Le contenu ne dort plus jamais avec SharePoint

Sur un mandat cet été, je vois bien que quelque chose a changé dans le rythme du contenu. Avant, un document était écrit, imprimé, classé, pis il dormait dans un cartable. Là, avec SharePoint pis le courriel, le même document est modifié dix fois par semaine, par cinq personnes, à des heures différentes. Le contenu dort plus jamais. Pis comme architecte, mon défi, c’est de mettre de l’ordre dans ce mouvement-là sans le casser.

Le problème classique, c’est la version. Quand cinq personnes touchent au même document, « la dernière version » devient une question piège. Untel a sauvegardé sur son poste, l’autre a modifié direct sur le portail, un troisième a renvoyé une copie par courriel. Au bout de la semaine, t’as quatre vérités qui se contredisent. Le versionnement de SharePoint règle une bonne partie de ça — chaque sauvegarde garde une trace — mais encore faut-il l’activer pis montrer au monde le « extraire / archiver » avant de modifier.

J’ai dessiné le cycle de vie qu’on essaie d’imposer au contenu, parce que c’est ça qui calme le mouvement.

flowchart TD
    A[Brouillon] --> B[Extraire pour modifier]
    B --> C[Modifications]
    C --> D[Archiver: nouvelle version]
    D --> E{Approbation requise?}
    E -->|Oui| F[Workflow vers approbateur]
    E -->|Non| G[Publié]
    F --> G
    G --> H[Alerte aux abonnés]

La pièce qui change tout, c’est le workflow d’approbation. Au lieu d’un courriel qui dit « peux-tu approuver le document en pièce jointe ? », SharePoint envoie une tâche à l’approbateur, garde la trace de qui a dit oui pis quand, pis publie automatiquement une fois que c’est approuvé. Plus de « j’pensais que t’avais approuvé ». Le processus est visible, traçable. Pour un client habitué à gérer ça à coup de courriels perdus, c’est un vrai soulagement.

Les alertes, par exemple, c’est une lame à deux tranchants. SharePoint peut avertir le monde dès qu’un document change. Bonne idée sur le papier. Sauf que si t’abonnes tout le monde à tout, t’ensevelis le monde sous les notifications, pis ils finissent par toutes les ignorer — y compris les importantes. Mon conseil, c’est de viser juste : alerte sur ce qui me concerne, pas sur tout ce qui bouge. Une alerte utile, c’est une alerte rare.

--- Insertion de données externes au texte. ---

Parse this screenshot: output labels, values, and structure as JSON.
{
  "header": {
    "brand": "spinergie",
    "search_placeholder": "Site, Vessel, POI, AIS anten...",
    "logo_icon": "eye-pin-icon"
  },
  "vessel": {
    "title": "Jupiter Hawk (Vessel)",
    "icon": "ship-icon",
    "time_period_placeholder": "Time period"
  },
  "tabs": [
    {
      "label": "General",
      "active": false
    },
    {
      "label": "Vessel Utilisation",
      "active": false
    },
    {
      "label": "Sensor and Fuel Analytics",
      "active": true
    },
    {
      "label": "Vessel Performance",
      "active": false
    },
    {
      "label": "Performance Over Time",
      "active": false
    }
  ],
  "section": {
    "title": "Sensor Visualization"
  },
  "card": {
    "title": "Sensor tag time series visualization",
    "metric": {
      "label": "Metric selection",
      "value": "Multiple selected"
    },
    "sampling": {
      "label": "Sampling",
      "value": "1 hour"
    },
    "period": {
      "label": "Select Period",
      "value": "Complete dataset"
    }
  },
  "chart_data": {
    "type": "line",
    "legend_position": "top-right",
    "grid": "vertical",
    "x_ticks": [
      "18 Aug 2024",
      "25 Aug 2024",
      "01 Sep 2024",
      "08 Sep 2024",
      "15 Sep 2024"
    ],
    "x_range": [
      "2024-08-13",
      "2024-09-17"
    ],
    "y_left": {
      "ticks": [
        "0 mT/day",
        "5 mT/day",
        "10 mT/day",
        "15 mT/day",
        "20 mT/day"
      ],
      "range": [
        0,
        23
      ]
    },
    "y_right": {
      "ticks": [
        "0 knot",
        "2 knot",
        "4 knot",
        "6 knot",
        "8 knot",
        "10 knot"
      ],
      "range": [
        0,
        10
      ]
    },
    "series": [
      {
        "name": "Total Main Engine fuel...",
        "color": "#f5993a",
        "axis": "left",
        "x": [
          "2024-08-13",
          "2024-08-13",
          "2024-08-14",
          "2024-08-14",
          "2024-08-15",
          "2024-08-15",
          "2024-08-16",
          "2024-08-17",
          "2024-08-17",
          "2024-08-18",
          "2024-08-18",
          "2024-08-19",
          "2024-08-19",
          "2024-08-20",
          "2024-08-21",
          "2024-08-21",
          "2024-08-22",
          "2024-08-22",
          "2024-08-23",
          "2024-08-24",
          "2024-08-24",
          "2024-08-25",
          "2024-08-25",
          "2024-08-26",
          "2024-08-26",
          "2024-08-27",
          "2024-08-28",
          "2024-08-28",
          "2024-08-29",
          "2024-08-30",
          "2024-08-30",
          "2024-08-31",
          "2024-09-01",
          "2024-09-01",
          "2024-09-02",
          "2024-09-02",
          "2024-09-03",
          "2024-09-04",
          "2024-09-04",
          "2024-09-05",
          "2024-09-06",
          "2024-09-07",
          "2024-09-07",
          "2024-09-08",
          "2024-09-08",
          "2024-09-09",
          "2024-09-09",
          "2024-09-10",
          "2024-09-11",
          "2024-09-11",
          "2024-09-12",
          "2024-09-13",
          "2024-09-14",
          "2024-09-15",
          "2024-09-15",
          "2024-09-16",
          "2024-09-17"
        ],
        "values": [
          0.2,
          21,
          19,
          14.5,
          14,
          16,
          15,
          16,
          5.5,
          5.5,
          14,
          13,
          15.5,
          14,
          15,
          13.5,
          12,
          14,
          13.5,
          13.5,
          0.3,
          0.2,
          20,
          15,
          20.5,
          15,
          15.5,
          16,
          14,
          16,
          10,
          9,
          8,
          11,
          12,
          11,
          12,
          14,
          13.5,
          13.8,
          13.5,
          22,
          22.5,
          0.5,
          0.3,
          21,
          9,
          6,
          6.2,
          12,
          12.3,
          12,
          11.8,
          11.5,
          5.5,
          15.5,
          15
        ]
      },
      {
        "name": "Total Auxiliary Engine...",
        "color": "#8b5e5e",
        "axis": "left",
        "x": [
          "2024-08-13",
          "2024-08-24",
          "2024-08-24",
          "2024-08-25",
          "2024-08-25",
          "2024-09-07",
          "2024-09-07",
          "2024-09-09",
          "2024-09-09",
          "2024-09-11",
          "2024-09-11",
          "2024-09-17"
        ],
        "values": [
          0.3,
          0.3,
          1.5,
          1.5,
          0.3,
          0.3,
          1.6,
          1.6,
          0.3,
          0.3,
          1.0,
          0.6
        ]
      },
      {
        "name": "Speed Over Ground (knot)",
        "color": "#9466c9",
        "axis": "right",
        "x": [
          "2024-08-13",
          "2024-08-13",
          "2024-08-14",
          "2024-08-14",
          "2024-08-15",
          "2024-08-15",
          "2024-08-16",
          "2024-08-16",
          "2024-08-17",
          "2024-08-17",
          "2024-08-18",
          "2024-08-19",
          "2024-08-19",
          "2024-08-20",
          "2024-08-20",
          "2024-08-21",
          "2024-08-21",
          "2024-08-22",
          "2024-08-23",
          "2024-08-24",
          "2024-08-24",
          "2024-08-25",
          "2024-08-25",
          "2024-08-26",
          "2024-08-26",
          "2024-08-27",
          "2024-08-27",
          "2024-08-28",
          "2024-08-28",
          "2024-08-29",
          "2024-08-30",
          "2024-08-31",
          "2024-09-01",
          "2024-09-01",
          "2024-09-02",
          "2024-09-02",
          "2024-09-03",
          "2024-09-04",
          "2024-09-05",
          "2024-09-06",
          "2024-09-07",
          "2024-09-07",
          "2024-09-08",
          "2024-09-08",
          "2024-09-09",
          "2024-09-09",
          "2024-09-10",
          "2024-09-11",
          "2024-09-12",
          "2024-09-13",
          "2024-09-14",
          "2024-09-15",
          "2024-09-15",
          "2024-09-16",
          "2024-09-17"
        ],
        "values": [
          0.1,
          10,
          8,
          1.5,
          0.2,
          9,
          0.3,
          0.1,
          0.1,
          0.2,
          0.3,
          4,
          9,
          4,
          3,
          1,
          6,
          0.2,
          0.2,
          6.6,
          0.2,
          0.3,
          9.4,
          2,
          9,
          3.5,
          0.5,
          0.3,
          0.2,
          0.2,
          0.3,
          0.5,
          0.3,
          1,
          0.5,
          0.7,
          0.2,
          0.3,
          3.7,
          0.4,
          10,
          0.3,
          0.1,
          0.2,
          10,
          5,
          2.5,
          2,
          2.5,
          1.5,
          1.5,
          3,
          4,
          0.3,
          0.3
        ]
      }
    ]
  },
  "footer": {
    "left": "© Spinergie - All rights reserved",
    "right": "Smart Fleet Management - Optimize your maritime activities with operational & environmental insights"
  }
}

Là où ça brasse, c’est le rythme humain qui suit pas toujours le rythme du contenu. Le contenu peut changer dix fois par jour; le monde, lui, a besoin de moments stables pour travailler. Si chaque ouverture de document donne une version différente de celle d’hier, les gens perdent leurs repères. C’est pour ça que la notion de « version publiée » est précieuse : on travaille sur des brouillons en arrière, mais ce que le reste de l’équipe voit, c’est une version stable, approuvée, jusqu’à la prochaine. Ça donne un point fixe dans le mouvement.

Le piège que je nomme au client, c’est l’emballement du workflow. Dès qu’on découvre qu’on peut automatiser des approbations, la tentation, c’est d’en mettre partout. Trois niveaux d’approbation pour changer une virgule dans une note interne, ça tue la collaboration au lieu de l’aider. Le bon workflow, c’est le plus léger possible : assez pour tracer ce qui compte, pas assez pour étouffer le quotidien. On met de l’approbation là où le risque le justifie, pis nulle part ailleurs.

Sur le terrain, je commence par un seul type de document — disons les communications officielles, là où l’approbation a vraiment du sens — pis on monte un cycle complet : brouillon, versionnement, approbation, publication, alerte ciblée. On le fait marcher, on ajuste, pis on s’en sert comme modèle pour le reste. Vouloir mettre du workflow sur tout le contenu d’un coup, c’est le meilleur moyen de paralyser tout le monde.

Ce que je retiens de ce mandat-là, c’est que le contenu vivant, ça demande pas plus d’outils, ça demande un cadre. SharePoint donne les pièces — versionnement, workflow, alertes — mais c’est l’architecte qui doit décider comment elles s’emboîtent pour que le mouvement reste maîtrisé. Sinon, t’as juste un dépotoir qui bouge vite.

La suite, sobre : activer le versionnement partout où ça compte, mettre du workflow seulement là où le risque le justifie, cibler les alertes pour pas noyer le monde, pis garder une « version publiée » stable comme point de repère. Le contenu dort plus jamais, c’est vrai. Mais bien encadré, ce mouvement-là devient une force au lieu d’une source de chaos.